In second and third are Western United and Melbourne City, both of whom have spent considerable time atop the table during the season and are now both just a point behind Sydney.

Western United are playing just their second season and finished as last year’s runners-up in both the regular season and in the finals series – something rarely achieved in a club’s first season, and a testament to the expansion side’s attitude towards the women’s game.

Western’s charge has been dealt a blow by co-captain and Matildas midfielder Chloe Logarzo’s hip injury but still have enough depth to win the Plate.

Melbourne City still have plenty of firepower with New Zealand’s World Cup hero Hannah Wilkinson leading the side but lost two international players to overseas clubs during February in Kaitlin Torpey and Lysianne Proulx.

Central Coast Mariners, following in the footsteps of Western United’s debut season, are also in with a chance to impress in the finals. The Gosford-based side had been out in the wilderness for over a decade but returned to the competition this season with 111-time capped Matildas forward Kyah Simon. They too could snatch the plate on the final day, being just two points behind the current leaders.

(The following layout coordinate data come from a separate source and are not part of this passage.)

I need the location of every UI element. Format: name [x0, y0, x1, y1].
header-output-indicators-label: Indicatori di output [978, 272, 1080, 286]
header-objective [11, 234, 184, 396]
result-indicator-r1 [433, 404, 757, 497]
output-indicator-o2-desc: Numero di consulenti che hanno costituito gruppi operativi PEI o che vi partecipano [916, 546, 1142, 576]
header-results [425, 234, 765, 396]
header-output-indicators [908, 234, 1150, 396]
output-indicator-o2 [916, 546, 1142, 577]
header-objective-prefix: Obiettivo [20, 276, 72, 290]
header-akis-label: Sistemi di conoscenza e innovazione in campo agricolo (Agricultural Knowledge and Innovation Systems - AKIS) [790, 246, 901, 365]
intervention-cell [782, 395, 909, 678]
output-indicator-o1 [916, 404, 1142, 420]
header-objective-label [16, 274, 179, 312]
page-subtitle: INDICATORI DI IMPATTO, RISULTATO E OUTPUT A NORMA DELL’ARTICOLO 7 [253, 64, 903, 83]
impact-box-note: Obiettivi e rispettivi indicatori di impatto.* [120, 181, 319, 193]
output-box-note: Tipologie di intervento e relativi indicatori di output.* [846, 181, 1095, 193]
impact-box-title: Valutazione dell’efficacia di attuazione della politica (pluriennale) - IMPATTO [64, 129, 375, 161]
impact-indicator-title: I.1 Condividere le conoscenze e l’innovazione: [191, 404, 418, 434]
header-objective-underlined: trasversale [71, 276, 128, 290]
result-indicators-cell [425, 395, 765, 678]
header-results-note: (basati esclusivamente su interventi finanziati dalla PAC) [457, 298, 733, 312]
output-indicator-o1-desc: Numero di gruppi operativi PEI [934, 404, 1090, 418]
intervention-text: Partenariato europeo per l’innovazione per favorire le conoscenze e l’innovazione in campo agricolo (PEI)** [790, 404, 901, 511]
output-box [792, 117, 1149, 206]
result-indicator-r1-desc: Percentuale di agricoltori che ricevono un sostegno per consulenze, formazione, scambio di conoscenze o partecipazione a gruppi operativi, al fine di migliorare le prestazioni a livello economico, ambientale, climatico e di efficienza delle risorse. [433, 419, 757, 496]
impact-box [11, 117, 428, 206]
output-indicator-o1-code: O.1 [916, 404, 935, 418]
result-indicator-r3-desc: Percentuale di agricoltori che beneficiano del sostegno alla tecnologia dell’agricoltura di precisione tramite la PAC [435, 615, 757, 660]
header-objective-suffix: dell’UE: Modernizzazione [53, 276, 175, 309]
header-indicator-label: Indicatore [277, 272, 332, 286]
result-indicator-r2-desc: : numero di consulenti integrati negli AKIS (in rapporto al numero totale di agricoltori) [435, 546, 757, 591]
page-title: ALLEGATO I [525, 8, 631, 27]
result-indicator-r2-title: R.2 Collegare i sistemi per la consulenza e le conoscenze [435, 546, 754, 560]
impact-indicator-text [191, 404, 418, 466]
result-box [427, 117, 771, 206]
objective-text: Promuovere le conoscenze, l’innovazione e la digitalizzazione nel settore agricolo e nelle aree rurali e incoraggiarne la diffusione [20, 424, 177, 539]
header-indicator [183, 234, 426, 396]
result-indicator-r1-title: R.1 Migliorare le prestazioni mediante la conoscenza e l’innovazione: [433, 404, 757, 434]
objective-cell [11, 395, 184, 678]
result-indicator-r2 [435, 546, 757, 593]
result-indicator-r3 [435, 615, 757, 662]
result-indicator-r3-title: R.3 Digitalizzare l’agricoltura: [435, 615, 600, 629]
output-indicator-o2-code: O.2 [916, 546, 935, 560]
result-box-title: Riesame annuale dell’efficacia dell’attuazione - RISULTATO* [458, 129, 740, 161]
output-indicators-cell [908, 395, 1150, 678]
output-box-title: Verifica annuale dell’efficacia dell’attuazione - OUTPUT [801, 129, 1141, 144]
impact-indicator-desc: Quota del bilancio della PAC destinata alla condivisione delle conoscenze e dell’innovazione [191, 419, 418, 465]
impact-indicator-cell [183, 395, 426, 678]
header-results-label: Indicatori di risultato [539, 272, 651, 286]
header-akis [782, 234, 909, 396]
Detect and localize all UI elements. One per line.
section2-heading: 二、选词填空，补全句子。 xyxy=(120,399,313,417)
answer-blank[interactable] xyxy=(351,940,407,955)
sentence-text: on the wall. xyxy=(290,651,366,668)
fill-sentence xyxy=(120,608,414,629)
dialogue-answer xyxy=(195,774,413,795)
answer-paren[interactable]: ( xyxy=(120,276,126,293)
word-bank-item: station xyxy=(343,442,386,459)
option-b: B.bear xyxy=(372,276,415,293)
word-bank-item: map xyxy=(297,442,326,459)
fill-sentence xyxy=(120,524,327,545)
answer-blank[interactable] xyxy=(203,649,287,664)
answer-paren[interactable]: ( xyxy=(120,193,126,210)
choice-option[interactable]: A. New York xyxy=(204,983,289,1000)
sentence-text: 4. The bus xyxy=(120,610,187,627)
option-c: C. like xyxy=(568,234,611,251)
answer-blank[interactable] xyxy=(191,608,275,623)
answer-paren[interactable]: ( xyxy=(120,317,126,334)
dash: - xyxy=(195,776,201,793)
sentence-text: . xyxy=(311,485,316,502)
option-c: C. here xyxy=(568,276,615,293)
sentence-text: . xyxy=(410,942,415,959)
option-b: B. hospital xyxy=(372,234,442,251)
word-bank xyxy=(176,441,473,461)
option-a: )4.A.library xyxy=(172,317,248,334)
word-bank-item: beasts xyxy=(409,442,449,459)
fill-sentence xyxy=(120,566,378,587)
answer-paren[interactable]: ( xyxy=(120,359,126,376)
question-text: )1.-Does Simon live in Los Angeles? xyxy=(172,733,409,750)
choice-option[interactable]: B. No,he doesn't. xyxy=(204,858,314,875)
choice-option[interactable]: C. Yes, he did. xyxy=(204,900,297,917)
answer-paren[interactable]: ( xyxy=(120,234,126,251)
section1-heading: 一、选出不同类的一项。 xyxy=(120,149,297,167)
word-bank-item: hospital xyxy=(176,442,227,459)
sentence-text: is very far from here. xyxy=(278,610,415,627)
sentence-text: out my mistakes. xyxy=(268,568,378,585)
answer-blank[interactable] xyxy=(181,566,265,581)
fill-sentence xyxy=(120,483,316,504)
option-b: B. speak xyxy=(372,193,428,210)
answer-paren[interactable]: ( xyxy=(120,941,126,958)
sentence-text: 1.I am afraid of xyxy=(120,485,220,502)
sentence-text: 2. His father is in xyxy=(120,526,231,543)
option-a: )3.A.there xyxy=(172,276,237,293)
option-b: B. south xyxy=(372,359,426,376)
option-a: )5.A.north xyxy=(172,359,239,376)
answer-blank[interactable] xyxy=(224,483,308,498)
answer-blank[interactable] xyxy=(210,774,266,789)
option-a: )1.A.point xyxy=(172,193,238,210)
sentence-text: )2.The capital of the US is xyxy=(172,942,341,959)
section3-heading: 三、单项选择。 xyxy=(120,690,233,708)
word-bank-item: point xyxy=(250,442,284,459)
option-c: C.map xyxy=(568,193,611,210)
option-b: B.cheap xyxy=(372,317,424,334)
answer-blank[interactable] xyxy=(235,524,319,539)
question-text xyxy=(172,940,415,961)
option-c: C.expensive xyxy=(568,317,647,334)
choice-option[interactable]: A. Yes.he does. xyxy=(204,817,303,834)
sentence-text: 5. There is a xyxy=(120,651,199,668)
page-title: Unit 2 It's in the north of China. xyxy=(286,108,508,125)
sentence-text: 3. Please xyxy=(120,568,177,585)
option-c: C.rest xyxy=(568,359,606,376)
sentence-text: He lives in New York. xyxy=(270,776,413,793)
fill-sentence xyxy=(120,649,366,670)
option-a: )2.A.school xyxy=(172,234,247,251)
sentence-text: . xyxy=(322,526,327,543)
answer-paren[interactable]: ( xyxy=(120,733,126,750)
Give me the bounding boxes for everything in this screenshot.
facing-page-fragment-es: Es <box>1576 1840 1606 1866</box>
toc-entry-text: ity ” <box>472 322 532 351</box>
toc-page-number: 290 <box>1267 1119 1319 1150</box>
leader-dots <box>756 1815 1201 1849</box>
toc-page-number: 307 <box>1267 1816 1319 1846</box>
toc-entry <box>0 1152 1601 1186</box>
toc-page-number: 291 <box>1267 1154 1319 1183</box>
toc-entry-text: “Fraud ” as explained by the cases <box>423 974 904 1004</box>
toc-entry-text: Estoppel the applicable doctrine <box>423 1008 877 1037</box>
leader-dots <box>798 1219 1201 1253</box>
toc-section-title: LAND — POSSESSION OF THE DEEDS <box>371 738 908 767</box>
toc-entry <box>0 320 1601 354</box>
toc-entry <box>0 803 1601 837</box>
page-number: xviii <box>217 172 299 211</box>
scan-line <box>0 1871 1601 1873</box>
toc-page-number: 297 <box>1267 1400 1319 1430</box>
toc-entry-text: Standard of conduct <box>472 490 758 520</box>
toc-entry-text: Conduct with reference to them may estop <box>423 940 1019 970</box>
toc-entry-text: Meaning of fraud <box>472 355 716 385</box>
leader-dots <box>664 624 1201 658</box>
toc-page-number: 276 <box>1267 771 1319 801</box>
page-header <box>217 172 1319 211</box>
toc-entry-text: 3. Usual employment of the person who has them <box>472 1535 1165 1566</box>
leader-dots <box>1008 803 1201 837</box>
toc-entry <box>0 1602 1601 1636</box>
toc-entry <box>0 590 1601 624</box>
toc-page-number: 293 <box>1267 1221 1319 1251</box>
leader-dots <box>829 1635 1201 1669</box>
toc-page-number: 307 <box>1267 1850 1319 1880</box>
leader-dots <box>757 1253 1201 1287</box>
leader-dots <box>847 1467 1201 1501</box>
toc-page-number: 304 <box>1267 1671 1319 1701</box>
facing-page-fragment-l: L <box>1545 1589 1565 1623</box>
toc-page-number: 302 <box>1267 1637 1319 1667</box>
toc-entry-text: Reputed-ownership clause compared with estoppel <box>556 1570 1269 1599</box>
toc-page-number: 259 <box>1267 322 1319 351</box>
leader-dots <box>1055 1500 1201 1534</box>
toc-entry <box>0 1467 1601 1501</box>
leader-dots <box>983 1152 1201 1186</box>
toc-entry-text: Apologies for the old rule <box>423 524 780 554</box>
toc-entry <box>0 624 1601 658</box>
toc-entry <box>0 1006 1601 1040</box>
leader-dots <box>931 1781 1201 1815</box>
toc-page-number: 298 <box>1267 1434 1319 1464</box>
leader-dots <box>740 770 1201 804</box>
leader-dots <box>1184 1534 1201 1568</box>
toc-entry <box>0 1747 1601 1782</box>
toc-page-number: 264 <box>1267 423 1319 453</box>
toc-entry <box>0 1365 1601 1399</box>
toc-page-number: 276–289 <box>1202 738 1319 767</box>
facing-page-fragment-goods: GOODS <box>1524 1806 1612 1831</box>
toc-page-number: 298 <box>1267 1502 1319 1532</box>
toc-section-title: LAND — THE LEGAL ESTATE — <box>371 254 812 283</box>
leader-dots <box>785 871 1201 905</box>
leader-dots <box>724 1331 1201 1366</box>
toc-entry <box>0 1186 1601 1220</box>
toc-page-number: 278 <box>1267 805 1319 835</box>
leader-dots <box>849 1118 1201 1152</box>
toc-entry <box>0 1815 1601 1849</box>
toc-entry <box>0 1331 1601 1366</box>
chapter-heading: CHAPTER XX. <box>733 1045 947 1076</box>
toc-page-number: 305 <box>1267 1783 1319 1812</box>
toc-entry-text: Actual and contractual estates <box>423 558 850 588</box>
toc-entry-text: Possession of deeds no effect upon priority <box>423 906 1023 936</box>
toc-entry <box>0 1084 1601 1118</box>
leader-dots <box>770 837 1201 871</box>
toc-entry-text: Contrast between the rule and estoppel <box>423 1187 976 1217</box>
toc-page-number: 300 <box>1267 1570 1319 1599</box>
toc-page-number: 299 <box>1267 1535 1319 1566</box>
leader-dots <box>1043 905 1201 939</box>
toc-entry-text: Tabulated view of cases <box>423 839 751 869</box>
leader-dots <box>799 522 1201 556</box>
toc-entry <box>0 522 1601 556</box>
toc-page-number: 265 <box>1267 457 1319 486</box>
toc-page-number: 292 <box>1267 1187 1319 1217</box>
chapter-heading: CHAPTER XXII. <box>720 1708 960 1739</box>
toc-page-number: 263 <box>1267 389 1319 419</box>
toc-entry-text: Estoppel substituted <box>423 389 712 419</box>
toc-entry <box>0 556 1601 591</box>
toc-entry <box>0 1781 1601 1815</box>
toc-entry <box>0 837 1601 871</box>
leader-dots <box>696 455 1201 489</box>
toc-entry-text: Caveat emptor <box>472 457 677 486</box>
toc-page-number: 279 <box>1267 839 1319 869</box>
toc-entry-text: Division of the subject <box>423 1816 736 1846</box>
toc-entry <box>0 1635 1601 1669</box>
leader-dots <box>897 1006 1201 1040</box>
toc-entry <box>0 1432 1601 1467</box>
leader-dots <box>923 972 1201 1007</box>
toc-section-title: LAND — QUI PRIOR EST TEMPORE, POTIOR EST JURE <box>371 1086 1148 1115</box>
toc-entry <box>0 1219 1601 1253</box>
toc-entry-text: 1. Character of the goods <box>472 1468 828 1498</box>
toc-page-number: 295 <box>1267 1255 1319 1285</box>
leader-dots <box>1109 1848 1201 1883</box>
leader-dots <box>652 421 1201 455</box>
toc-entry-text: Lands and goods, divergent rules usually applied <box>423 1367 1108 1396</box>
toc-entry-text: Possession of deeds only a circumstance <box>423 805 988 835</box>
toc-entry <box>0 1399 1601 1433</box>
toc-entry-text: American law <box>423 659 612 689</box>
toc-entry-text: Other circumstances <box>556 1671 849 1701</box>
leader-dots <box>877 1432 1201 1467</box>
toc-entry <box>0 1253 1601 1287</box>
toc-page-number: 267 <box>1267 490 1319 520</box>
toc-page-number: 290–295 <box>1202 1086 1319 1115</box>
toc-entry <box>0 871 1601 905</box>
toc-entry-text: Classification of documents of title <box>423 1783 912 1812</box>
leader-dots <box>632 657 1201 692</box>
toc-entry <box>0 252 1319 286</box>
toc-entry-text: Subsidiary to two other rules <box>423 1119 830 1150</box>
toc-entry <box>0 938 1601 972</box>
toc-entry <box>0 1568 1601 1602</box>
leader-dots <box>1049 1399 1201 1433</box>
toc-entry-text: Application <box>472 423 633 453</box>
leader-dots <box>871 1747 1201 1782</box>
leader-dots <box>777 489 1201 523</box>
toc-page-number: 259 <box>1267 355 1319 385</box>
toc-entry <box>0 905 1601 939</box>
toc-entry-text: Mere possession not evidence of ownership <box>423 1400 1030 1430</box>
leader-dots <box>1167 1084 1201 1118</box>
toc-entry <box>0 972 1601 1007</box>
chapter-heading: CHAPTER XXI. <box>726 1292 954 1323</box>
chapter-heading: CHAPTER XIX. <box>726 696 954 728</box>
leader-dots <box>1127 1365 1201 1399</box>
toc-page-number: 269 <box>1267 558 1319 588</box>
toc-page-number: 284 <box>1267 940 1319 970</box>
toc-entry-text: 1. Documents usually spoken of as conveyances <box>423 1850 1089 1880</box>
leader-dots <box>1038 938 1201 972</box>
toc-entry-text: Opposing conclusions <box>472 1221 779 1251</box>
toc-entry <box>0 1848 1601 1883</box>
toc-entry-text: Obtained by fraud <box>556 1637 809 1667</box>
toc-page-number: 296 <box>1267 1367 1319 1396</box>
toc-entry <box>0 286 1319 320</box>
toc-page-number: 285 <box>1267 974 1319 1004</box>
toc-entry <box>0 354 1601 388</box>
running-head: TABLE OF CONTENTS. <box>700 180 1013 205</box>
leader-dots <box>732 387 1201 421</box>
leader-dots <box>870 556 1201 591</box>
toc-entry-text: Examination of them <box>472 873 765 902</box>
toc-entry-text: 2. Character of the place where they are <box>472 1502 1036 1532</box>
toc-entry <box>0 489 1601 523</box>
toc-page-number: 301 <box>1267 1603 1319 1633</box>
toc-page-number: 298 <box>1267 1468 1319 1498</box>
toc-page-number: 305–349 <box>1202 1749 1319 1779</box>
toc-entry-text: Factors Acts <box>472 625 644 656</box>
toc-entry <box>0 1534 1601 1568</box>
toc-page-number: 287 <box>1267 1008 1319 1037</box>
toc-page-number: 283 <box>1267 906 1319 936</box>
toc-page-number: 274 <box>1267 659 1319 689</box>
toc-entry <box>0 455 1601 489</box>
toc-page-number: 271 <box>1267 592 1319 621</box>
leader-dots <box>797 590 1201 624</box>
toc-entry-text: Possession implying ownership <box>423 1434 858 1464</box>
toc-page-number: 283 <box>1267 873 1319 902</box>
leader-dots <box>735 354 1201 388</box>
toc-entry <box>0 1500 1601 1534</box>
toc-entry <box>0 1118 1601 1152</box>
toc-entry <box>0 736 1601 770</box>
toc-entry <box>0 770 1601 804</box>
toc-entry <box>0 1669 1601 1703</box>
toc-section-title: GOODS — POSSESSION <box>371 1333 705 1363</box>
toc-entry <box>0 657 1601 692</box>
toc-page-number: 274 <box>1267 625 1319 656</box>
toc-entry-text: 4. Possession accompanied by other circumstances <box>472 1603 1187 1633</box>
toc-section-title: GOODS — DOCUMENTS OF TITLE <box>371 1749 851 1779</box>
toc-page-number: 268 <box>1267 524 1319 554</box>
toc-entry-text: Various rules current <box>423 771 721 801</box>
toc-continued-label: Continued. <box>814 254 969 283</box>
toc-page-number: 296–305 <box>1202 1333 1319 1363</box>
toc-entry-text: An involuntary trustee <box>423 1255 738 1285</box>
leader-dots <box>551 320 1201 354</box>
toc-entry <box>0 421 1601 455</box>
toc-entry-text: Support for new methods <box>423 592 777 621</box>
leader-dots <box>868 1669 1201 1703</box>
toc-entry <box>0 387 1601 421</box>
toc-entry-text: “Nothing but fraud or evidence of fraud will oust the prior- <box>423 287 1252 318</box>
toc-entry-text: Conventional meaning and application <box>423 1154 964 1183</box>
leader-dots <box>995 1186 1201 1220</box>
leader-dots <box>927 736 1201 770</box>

Then there’s the perennial finals series veterans Melbourne Victory, who’ve had a quieter season than many expected, but still have the quality of several fringe players from the national team and a coach who has guided the side to two grand final victories and one premiership in five years.

MELBOURNE, AUSTRALIA - MARCH 01: Chloe Logarzo of Western United reacts at a missed shot on goal during the A-League Women round 18 match between Western United and Canberra United at City Vista Recreation Park on March 01, 2024 in Melbourne, Australia. (Photo by Graham Denholm/Getty Images)
Chloe Logarzo is out injured for Western United. Credit: Graham Denholm/Getty Images

Victory’s Emily Gielnik is another Matildas player tearing it up, with seven goals from six starts. They’re just three points behind Sydney.

The most eye-catching fixture of the final day of the regular season is the match between traditional rivals Sydney and Melbourne Victory, arguably the league’s biggest match-up, and it could decide the Premier’s Plate.

The best part of all of this? You don’t need to spend a fortune on streaming or tickets. Most matches are less than $20 per ticket in great suburban grounds, with late afternoon kick-offs, with local up-and-coming stars who will more than likely be the Matildas of tomorrow, in one of the most delightfully unpredictable leagues.

Australia got massively behind the women’s football during the 2023 FIFA Women’s World Cup showing the interest in women’s soccer is at an all-time high. The next Sam Kerr doesn’t just pop out of nowhere, they come from somewhere – Australia’s A-Leagues.